Monsieur Villeneuve, als vor zweieinhalb Jahren Ihr Film „Dune“ in die Kinos kam, war das nur eine Verfilmung der Hälfte des legendären Science Fiction-Romans von Frank Herbert, mit einem reichlich abrupten Ende. Dabei wussten Sie damals noch gar nicht, ob Sie den zweiten Teil überhaupt würden drehen können, oder?

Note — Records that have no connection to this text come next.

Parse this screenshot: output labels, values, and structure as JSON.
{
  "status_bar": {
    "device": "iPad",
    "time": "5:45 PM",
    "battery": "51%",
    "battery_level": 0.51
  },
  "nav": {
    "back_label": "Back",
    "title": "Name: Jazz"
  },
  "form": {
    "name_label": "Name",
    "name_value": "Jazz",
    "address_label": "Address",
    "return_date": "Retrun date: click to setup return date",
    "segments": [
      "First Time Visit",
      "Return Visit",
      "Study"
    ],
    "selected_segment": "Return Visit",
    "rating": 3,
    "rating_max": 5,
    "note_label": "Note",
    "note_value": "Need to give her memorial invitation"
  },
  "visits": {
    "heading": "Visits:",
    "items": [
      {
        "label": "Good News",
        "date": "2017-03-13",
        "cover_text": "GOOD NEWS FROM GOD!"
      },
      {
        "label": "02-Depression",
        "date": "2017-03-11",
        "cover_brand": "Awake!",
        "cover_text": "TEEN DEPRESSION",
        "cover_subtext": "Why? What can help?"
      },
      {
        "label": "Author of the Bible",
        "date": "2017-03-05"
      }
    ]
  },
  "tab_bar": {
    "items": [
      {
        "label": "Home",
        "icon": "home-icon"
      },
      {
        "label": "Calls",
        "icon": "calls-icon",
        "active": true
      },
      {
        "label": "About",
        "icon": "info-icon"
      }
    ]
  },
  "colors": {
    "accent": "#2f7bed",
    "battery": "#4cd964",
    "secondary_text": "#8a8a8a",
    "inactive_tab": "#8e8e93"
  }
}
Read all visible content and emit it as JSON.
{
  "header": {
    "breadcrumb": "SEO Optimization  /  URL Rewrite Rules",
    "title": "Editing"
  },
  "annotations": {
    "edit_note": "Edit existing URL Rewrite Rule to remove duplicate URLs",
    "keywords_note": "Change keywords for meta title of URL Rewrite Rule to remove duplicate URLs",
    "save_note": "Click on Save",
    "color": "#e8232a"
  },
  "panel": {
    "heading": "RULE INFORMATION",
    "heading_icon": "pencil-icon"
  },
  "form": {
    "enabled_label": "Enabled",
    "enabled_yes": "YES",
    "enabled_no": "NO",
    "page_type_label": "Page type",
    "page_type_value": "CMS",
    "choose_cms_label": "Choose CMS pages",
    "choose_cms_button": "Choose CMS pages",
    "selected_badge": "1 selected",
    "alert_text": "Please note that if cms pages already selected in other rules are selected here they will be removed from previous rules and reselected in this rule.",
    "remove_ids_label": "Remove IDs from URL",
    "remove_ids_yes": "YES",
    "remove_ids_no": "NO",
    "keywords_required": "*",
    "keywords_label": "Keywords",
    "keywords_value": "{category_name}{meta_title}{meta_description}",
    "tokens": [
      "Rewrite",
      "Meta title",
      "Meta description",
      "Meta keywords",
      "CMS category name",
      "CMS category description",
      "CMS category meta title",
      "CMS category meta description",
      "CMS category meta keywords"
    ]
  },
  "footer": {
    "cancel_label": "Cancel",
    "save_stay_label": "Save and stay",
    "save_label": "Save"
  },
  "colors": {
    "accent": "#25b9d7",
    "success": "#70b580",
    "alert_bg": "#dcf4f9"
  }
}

Denis Villeneuve: Sagen wir es mal so: offiziell grünes Licht für „Dune: Part Two“ hatte ich damals noch nicht. Aber ich glaube, es hätte einer echten Katastrophe bedurft, damit mir die Produzenten den Stecker für die Fortsetzung ziehen. Spätestens nach Ansicht des fertigen Films sagten sie mir ziemlich deutlich, dass sie einen zweiten wollen, ganz unabhängig vom Einspielergebnis des ersten. Ob ich nach einem Flop noch Lust gehabt hätte, steht auf einem anderen Blatt.

War die Arbeit an „Dune: Part Two“ nun leichter als beim ersten Mal, weil Sie in eine vertraute Welt zurückkehren? Oder war der Druck noch größer?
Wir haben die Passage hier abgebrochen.